Öko absurd: Norddeutschland liefert den meisten Ökostrom – und zahlt die höchsten Strompreise. Tatsächlich geht die erneuerbare Energie zum großen Teil gen Süden.

Überlandleitung für Erneuerbare Bayrische Nimbys und Feingeister stören sich an der Ästhetik (ceus-design.de)
Überlandleitung für Erneuerbare Bayrische Nimbys und Feingeister stören sich an der Ästhetik (ceus-design.de)
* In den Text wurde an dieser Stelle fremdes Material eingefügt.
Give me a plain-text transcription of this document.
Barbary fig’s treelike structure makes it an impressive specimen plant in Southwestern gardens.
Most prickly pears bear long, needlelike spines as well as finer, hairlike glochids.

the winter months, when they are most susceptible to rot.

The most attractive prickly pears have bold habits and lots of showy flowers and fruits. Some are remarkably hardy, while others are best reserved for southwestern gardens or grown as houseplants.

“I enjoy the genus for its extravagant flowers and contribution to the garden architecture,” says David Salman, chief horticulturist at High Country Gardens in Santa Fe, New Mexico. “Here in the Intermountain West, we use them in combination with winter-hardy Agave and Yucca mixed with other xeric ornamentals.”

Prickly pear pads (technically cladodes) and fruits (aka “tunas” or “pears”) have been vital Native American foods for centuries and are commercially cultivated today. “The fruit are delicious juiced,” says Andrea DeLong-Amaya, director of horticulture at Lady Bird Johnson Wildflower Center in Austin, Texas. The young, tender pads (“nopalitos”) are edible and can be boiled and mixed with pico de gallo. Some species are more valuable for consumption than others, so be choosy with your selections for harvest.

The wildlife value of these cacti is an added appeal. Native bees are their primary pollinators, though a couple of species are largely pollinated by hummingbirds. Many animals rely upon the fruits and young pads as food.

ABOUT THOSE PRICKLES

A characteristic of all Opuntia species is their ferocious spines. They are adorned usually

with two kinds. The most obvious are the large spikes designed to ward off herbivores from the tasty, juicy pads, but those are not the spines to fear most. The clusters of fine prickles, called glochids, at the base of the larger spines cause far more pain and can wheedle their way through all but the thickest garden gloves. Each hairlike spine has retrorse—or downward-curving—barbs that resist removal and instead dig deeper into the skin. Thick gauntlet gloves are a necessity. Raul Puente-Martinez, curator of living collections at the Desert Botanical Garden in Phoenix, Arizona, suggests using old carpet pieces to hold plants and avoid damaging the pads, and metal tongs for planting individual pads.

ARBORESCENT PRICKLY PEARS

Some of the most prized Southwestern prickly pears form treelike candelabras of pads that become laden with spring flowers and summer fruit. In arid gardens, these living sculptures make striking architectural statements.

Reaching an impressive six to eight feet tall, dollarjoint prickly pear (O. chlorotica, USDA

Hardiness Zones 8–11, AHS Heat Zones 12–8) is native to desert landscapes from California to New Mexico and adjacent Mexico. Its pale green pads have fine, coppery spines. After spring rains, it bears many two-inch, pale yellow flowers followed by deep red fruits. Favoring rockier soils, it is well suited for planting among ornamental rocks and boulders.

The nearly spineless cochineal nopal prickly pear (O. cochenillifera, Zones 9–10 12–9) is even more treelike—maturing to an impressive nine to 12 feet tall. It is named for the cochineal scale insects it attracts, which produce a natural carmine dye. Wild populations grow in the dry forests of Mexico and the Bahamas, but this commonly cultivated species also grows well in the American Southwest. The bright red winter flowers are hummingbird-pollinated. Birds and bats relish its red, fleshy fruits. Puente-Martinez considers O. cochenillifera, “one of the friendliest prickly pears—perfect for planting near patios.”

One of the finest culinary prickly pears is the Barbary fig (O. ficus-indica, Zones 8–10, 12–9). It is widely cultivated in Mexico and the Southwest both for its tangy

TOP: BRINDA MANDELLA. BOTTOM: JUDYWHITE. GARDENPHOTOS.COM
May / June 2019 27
“Sollen’s doch die anderen.” Nach diesem Prinzip wird in Bayern seit Jahren Energiepolitik gemacht. Überlandleitungen sind nicht schön? Ok, in Bayern werden sie auf Kosten aller (bundesdeutschen) Stromkunden unterirdisch verlegt. Auch wenn’s zehnmal so teuer ist. Denn Bayerns Regierung will den ästhetischen Feingeistern im Lande den Anblick nicht zumuten. Windräder sind hässlich? Braucht Bayern also nicht. Per prohibitiver Abstandsregel wurde der Zubau verhindert. Im zweitgrößten Bundesland wurden im Jahre 2021 ganze acht Windanlagen gebaut – von 484 in Deutschland. Greenspotting berichtete darüber. Keine Frage: Erneuerbare haben es schwer in Bayern.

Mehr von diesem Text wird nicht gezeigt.